極めて立派な構えを見せる若胡子屋(わかえびすや)

 御手洗に残る建造物の中でも特に目を引くのが、かつて茶屋として隆盛を極めた若胡子屋である。潮待ちの港として栄えた御手洗には、若胡子屋を含む四軒の茶屋が、広島藩の許可を得て営業していた。その四件のうちの代表格である若胡子屋は、非常に立派な構えを持った妻入の建物であり、内部には屋久杉を贅沢に使用した座敷や、庭園などが設けられている。これらの茶屋はそれぞれ数多くの遊女を抱え、北前船などの船員の他、四国、九州の諸大名が参勤交代の際に利用したり、江戸から帰るオランダ商館員なども訪れていたという。また沖合いに停泊している船へは、遊女を乗せた「おちょろ船」と呼ばれる小舟が盛んに出て、客を取る光景が見られたという。




ブルーの下見板張りが鮮やかな、洋館建築の越智医院

 昭和初期まで遊興の地として栄えていた御手洗には、カラフルな色でペイントされた、下見板張りの洋風建築も数多く残されており、伝統的な町家の中にモダンな風情を見ることができる。集落の中心部に残る「乙女座」は、昭和12年に建てられたという芝居小屋だ。その洗練された意匠と淡い桃色の落ち着いた色彩は、御手洗の町並みにアクセントを添えている。また、乙女座と同じ通りには、新光時計店という非常に古い歴史を持つ時計店がある。その創業は安政5年(1858年)と幕末までに遡り、日本最古の時計店として全国的にその名が知られている。国内、国外問わず、いかなる時計をも修理する店として、各地より修理の依頼が殺到しているのだという。

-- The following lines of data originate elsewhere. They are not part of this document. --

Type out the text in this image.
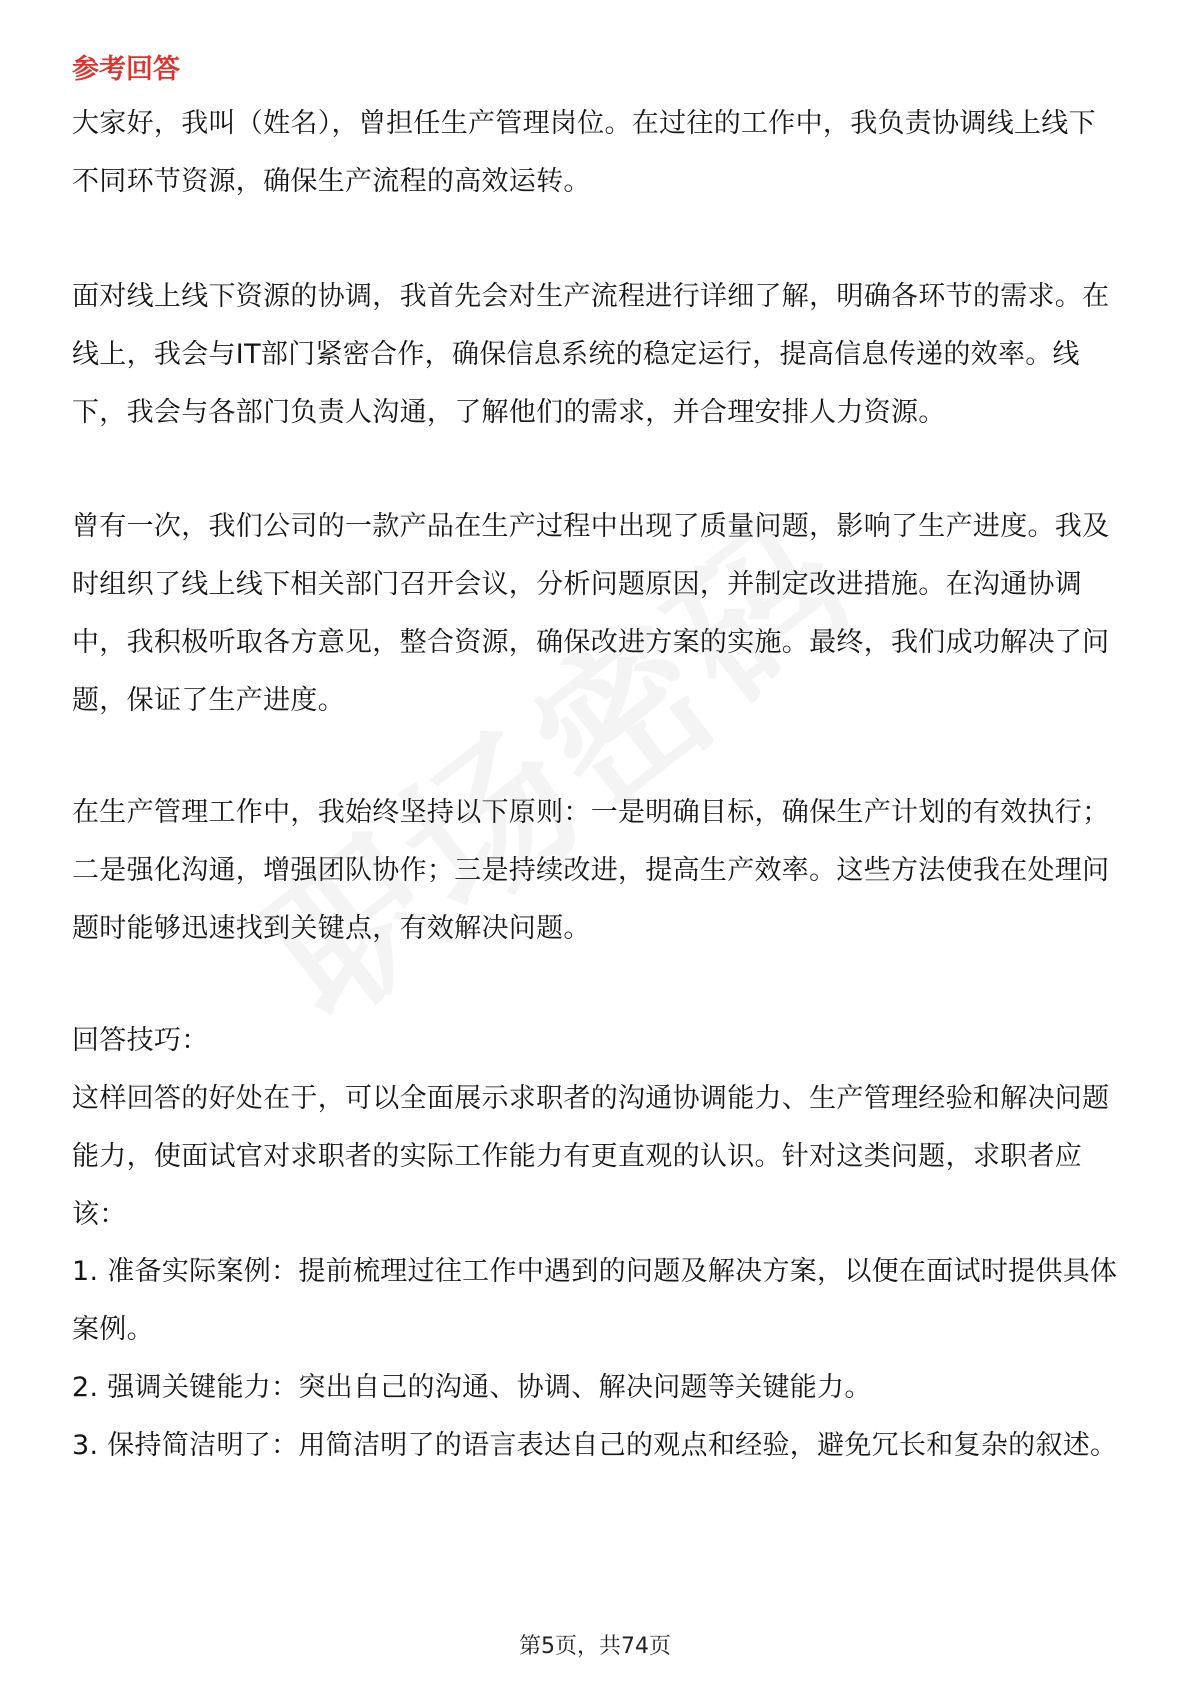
参考回答

大家好，我叫（姓名），曾担任生产管理岗位。在过往的工作中，我负责协调线上线下不同环节资源，确保生产流程的高效运转。

面对线上线下资源的协调，我首先会对生产流程进行详细了解，明确各环节的需求。在线上，我会与IT部门紧密合作，确保信息系统的稳定运行，提高信息传递的效率。线下，我会与各部门负责人沟通，了解他们的需求，并合理安排人力资源。

曾有一次，我们公司的一款产品在生产过程中出现了质量问题，影响了生产进度。我及时组织了线上线下相关部门召开会议，分析问题原因，并制定改进措施。在沟通协调中，我积极听取各方意见，整合资源，确保改进方案的实施。最终，我们成功解决了问题，保证了生产进度。

在生产管理工作中，我始终坚持以下原则：一是明确目标，确保生产计划的有效执行；二是强化沟通，增强团队协作；三是持续改进，提高生产效率。这些方法使我在处理问题时能够迅速找到关键点，有效解决问题。

回答技巧：

这样回答的好处在于，可以全面展示求职者的沟通协调能力、生产管理经验和解决问题能力，使面试官对求职者的实际工作能力有更直观的认识。针对这类问题，求职者应该：

1. 准备实际案例：提前梳理过往工作中遇到的问题及解决方案，以便在面试时提供具体案例。

2. 强调关键能力：突出自己的沟通、协调、解决问题等关键能力。

3. 保持简洁明了：用简洁明了的语言表达自己的观点和经验，避免冗长和复杂的叙述。

第5页，共74页
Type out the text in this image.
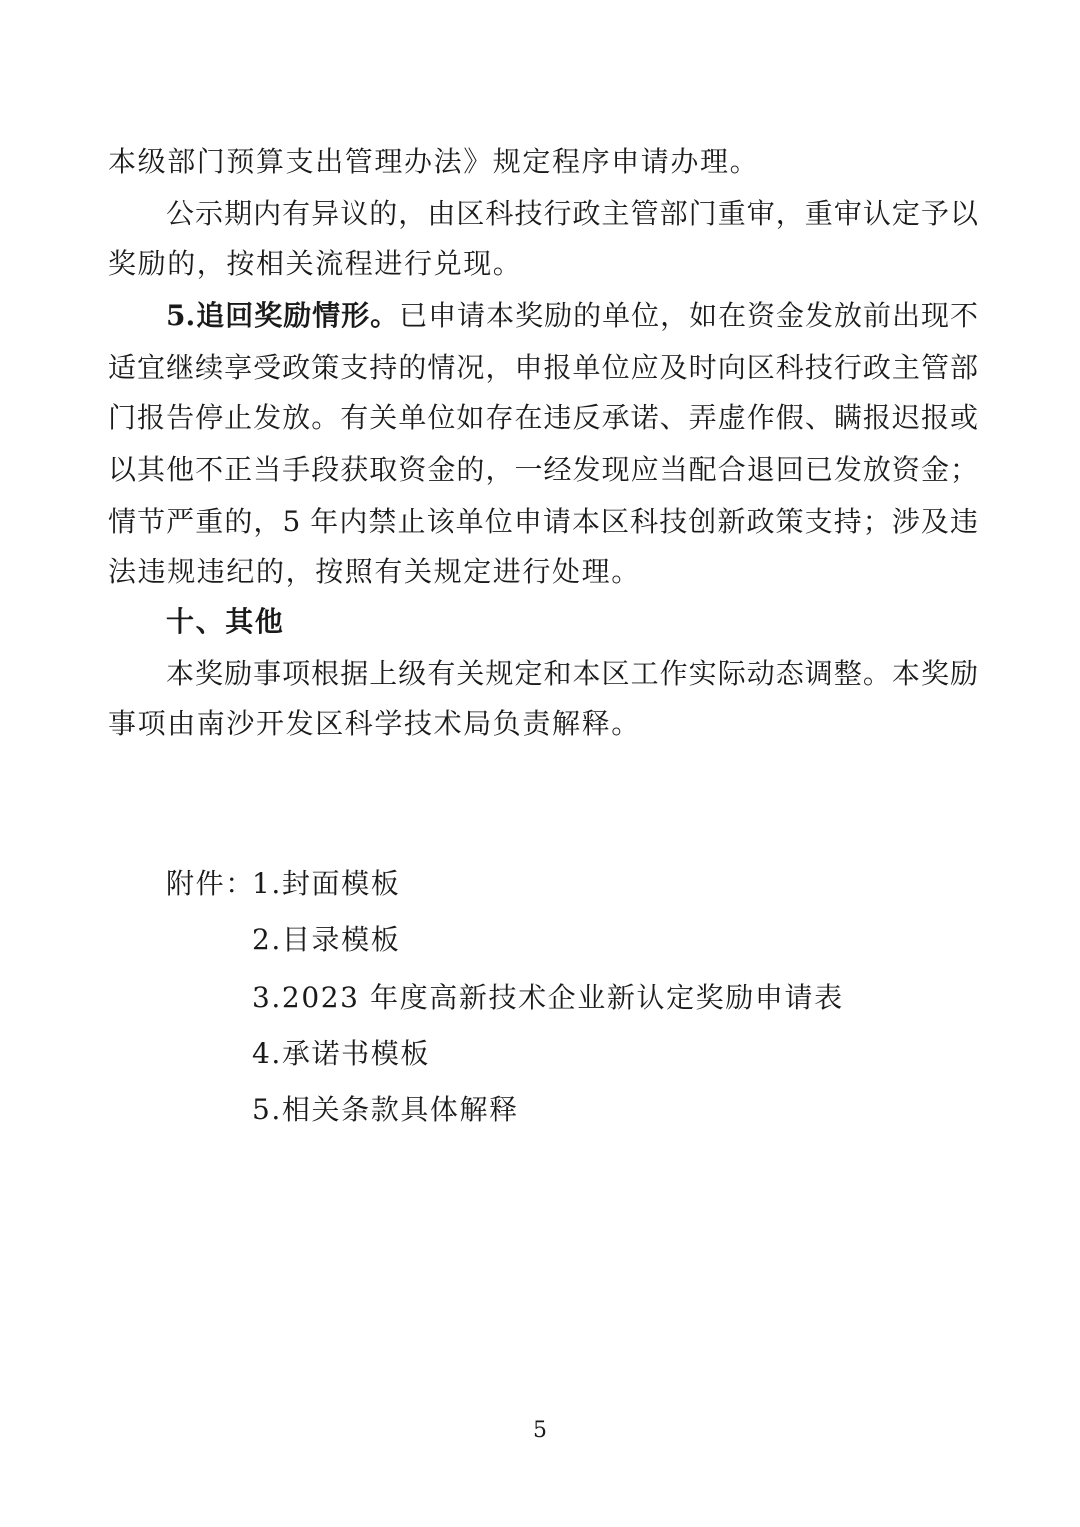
本级部门预算支出管理办法》规定程序申请办理。
公示期内有异议的，由区科技行政主管部门重审，重审认定予以
奖励的，按相关流程进行兑现。
5.追回奖励情形。已申请本奖励的单位，如在资金发放前出现不
适宜继续享受政策支持的情况，申报单位应及时向区科技行政主管部
门报告停止发放。有关单位如存在违反承诺、弄虚作假、瞒报迟报或
以其他不正当手段获取资金的，一经发现应当配合退回已发放资金；
情节严重的，5 年内禁止该单位申请本区科技创新政策支持；涉及违
法违规违纪的，按照有关规定进行处理。
十、其他
本奖励事项根据上级有关规定和本区工作实际动态调整。本奖励
事项由南沙开发区科学技术局负责解释。
附件：
1.封面模板
2.目录模板
3.2023 年度高新技术企业新认定奖励申请表
4.承诺书模板
5.相关条款具体解释
5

江戸時代からの港湾遺構である、千砂子波止(ちさごはと)

 潮待ち、風待ちの港町として発展した御手洗には、江戸時代からの町並みのみならず、その当時に築かれた、昔ながらの港湾遺構もまた良好に残されている。千砂子波止と呼ばれる波止場には、潮の満ち引きに関わらず船を陸に上げる為の、階段状の揚場である雁木(がんぎ)が造られ、またその周囲には、港を波から守る石積みの突堤や、灯台としての役割を持つ高燈籠なども設けられている。また、波止場に沿った海沿いには、かつては船宿と呼ばれる船問屋が並んでおり、今もなおその名残を留めている。これら千砂子波止の一帯は、多くの北前船で賑わった、往時の御手洗の様子を今に伝えるものとして、極めて貴重な遺構であると言える。

2010年05月訪問




【アクセス】

「竹原港」よりしまなみ海運高速船「大長行き」で約45分、「大長港」下船、徒歩約30分。

【拝観情報】

町並み散策自由(ただし、住民の迷惑にならないように)。